Their escapes went largely unannounced — nobody plans a going-away party in the heat of a pandemic — so I pieced together the puzzle through their social media feeds. Plenty of them had perfect rationalizations; nobody holds any animosity for immunocompromised people who felt safer in the suburbs or those who needed to take shelter after losing their job.

But other decampments looked far more conspicuous. Their Instagram Stories no longer bore any evidence of the New York I shared with them. Now they were uploading from bucolic log cabins, undisclosed upstate getaways and the two-story houses of wherever “back home” happened to be. (A long way from the Morgan Avenue L train stop, that’s for sure.)
Meanwhile, I lingered in the Crown Heights one-bedroom I share with my girlfriend, as the cacophony of ambulance sirens wailed outside our windows. By the end of summer, it felt like we were the only ones left in the city.

Hashtag RELATABLE …

They say you become a New Yorker after 10 years. I moved here in 2016, but I think 2020 should count for extra credit. Nobody will forget the febrile months of March and April, as we learned that our city would represent the first battlefield in America’s Covid outbreak. Life quickly resembled a volatile petri dish; every possibility seemed to be on the table. Would I soon be lying on a makeshift cot in the Javits Center?or on a medical frigate docked at the Manhattan Cruise Terminal?

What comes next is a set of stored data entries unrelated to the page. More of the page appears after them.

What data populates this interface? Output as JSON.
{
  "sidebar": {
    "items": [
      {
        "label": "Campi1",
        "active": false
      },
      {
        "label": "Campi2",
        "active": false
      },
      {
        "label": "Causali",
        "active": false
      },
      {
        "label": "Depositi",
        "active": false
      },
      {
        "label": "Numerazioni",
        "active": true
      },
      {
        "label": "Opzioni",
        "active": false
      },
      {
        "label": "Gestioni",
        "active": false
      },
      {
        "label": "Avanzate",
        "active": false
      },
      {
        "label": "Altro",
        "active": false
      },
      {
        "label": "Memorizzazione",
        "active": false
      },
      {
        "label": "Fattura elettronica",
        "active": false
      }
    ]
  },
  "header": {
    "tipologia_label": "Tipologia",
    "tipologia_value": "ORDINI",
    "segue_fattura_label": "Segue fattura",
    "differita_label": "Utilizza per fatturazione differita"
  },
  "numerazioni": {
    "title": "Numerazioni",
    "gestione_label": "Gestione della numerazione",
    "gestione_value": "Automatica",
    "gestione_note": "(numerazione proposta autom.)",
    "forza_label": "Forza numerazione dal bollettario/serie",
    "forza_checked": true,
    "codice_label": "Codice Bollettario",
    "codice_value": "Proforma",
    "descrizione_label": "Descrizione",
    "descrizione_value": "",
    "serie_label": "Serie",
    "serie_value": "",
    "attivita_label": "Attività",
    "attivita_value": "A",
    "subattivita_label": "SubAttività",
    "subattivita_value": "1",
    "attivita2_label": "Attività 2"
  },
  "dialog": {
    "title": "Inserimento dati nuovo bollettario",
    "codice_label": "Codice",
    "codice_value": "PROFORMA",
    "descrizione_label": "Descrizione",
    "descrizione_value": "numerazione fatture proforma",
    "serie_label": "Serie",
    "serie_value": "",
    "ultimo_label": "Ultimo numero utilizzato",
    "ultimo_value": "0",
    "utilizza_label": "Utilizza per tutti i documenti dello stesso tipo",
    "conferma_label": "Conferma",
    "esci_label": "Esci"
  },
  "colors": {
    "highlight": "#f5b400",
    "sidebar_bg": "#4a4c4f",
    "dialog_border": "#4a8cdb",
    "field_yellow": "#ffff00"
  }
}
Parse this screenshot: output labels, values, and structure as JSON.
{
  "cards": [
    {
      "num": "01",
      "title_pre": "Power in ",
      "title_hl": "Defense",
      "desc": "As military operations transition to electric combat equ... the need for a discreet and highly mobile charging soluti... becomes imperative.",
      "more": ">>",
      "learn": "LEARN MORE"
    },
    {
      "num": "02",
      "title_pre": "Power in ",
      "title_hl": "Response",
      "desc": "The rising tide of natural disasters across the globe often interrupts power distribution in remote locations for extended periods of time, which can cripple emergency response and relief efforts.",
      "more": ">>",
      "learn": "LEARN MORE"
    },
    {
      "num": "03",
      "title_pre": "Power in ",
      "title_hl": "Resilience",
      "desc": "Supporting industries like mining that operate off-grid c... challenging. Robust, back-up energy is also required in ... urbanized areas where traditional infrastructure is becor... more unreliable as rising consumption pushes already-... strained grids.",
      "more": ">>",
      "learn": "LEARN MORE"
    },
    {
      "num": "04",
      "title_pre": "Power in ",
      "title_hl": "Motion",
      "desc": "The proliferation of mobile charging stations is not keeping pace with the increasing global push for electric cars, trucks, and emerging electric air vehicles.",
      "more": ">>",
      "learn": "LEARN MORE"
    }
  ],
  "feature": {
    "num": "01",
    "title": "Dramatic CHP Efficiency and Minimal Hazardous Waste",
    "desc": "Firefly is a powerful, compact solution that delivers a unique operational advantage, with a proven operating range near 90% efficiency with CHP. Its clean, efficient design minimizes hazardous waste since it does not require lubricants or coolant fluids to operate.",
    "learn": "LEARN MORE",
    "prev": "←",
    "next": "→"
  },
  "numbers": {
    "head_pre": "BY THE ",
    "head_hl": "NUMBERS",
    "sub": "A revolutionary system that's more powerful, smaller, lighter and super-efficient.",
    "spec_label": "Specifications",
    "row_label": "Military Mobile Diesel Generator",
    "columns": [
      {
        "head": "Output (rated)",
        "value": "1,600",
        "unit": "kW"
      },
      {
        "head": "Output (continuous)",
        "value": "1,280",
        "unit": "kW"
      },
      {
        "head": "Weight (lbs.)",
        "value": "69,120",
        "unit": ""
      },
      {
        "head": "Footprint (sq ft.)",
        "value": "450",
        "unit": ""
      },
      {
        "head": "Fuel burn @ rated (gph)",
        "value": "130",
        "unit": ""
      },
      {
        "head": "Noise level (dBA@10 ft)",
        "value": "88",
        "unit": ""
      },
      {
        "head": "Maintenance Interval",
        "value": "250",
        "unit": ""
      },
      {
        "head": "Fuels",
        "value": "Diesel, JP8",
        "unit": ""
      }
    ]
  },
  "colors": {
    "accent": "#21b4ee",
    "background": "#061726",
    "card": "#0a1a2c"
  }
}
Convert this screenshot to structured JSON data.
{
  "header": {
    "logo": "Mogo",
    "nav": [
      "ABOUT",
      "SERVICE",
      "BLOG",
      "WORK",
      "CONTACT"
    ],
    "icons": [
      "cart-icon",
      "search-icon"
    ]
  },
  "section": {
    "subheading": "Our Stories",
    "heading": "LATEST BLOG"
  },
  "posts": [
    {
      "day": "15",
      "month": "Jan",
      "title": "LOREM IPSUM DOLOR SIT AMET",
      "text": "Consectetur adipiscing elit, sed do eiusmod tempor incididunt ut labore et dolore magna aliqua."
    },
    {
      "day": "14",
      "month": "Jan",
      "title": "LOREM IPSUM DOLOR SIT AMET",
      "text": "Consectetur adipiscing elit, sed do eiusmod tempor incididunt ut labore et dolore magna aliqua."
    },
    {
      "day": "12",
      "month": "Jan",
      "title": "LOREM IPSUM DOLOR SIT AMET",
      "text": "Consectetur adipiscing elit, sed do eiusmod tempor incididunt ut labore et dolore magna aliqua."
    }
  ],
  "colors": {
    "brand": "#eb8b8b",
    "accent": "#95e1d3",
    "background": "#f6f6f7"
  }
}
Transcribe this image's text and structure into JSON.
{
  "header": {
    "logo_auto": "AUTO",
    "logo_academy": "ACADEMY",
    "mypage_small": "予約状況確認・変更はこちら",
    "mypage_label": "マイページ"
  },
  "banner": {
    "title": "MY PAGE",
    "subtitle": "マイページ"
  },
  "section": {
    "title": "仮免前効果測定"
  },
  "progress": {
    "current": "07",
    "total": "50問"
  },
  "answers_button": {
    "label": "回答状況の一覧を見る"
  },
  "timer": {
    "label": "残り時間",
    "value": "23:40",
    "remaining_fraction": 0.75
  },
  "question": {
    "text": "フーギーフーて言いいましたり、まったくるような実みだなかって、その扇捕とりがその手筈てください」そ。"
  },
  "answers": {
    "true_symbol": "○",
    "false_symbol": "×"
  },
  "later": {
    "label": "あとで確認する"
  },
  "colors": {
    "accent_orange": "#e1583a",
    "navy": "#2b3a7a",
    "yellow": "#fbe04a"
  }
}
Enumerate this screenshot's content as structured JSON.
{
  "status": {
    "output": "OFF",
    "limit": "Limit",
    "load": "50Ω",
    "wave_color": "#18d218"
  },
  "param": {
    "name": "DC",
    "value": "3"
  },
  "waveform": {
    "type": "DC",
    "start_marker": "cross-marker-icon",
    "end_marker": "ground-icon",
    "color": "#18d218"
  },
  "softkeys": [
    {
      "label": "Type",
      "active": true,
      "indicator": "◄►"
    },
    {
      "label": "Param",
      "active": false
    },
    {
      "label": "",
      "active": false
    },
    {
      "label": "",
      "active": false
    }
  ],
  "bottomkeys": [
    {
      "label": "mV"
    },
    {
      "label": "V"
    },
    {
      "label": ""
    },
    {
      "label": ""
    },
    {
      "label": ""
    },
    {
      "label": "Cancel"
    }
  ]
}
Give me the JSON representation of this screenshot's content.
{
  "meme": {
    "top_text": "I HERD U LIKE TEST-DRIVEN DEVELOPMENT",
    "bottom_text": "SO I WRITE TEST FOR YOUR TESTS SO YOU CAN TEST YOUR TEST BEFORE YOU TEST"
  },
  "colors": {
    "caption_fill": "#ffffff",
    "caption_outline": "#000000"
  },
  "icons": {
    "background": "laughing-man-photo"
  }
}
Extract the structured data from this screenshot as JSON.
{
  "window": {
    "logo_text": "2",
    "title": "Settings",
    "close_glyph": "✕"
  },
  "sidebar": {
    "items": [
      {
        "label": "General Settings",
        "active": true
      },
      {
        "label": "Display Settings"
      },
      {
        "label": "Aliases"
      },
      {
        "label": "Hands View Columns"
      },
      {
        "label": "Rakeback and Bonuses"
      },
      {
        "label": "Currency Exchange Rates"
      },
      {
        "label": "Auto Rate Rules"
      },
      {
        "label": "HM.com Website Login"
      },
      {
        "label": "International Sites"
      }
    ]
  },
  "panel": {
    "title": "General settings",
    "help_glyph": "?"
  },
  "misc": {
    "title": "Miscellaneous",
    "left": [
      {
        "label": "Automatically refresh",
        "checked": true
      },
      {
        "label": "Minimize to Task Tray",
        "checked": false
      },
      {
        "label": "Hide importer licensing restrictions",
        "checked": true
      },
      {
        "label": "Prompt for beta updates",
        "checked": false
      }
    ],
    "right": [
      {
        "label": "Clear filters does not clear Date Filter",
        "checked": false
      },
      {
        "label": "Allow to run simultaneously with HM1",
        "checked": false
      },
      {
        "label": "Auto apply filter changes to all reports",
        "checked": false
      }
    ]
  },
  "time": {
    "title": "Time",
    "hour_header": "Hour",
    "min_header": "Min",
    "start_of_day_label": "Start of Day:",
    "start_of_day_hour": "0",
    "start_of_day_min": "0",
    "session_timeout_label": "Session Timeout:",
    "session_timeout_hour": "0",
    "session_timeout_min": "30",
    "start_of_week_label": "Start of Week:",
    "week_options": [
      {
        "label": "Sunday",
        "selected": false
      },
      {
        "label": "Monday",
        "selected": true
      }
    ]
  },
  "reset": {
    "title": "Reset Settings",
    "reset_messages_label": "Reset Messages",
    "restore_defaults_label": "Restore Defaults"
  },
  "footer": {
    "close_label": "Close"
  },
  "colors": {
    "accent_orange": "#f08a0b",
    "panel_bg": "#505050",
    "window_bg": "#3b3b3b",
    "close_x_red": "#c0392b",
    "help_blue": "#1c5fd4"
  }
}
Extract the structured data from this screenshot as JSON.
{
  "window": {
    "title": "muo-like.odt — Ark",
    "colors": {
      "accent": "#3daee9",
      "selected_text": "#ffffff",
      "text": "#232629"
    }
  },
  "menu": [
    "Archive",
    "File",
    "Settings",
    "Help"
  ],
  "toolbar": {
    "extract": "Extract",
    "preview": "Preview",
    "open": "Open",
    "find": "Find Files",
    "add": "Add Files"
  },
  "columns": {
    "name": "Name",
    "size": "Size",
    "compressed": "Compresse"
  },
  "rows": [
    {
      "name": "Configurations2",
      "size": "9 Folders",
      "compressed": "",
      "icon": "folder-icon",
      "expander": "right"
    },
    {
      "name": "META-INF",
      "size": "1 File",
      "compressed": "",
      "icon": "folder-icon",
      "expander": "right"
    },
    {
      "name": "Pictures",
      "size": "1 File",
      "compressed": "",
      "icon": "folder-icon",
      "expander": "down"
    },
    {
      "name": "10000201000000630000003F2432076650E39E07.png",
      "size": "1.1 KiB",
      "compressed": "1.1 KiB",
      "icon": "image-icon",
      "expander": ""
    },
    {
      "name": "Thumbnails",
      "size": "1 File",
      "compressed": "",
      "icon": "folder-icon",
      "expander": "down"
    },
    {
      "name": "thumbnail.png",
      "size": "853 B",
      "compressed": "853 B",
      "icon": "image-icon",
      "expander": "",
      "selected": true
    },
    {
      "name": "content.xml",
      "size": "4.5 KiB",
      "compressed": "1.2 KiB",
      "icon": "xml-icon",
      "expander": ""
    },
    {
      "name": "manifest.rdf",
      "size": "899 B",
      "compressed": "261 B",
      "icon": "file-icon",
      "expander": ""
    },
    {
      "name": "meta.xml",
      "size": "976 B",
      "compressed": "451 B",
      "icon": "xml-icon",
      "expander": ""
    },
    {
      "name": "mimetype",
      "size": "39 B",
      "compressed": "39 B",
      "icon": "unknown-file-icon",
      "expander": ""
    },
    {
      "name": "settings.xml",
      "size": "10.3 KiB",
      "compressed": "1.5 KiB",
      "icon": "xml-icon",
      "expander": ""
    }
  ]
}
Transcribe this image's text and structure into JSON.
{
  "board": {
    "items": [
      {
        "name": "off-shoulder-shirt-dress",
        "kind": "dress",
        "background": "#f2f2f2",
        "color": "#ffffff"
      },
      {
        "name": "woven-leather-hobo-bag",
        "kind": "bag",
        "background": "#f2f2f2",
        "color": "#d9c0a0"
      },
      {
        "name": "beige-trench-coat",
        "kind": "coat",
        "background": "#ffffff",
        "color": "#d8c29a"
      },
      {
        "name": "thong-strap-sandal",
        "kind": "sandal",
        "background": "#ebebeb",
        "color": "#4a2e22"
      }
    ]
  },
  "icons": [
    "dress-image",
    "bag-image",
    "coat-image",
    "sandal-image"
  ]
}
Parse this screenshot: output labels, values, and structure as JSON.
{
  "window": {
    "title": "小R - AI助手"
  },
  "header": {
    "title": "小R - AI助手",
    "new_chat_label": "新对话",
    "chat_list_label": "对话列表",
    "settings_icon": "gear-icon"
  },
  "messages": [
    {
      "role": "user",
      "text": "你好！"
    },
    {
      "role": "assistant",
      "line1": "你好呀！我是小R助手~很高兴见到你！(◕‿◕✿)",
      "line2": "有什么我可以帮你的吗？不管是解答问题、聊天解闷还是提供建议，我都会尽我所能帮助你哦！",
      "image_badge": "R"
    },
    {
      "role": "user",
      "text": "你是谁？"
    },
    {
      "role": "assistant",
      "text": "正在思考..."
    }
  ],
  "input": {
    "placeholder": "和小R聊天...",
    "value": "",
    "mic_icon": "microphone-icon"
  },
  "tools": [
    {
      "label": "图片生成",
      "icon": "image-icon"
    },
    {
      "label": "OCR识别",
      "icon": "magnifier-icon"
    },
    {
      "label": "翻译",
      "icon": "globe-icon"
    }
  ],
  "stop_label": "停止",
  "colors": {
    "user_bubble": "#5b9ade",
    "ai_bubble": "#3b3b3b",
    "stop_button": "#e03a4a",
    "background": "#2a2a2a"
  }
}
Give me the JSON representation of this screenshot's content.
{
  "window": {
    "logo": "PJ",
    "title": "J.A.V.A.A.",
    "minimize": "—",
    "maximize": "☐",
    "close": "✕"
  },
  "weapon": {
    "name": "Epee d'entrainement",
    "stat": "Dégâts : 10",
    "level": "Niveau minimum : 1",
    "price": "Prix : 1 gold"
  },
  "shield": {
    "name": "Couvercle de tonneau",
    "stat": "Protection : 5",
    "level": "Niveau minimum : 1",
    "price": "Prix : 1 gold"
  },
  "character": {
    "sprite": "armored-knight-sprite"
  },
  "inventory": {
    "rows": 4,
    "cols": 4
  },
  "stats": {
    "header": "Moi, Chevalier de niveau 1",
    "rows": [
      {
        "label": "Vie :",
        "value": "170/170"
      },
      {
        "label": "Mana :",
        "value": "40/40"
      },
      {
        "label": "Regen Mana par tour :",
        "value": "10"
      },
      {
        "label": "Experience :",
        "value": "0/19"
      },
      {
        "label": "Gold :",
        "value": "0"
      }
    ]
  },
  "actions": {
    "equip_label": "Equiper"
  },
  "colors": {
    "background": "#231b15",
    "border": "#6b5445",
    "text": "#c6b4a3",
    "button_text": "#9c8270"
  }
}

We made a trip to the local supermarket and bought up several rations of dried black beans that still sit unopened in the upper recesses of our cupboards. The iconic cash-only steakhouse Peter Luger opened exclusively for delivery and takeout. Chaos reigned. People fled.
 

 

GEAUX AWF!

 

 
And now, we’re somehow at the first anniversary of the stay-at-home order. The pandemic has worsened beyond recognition, even as we’ve grown more accustomed to living with it. But with the vaccination rollout, a new presidential administration and a glimmer of light at the end of the tunnel, many of those defectors have started coming home. New York is slowly building back the 5 percent of its population it lost last spring, though the exact number of returning inhabitants is difficult to determine.

It’s strange to watch those same friends, acquaintances and colleagues who abandoned ship orbit back to the city. We see them returning to those same tiny Brooklyn apartments as if nobody noticed their calendar-length disappearance — as if we did not witness the taunting patio cookouts that filled their paper trail while we spent 365 consecutive days counting the dots in the ceiling. I believe I speak for all pandemic-weathered New York City residents when I say that we cannot let these transplants off so easy. This indiscretion shall not stand.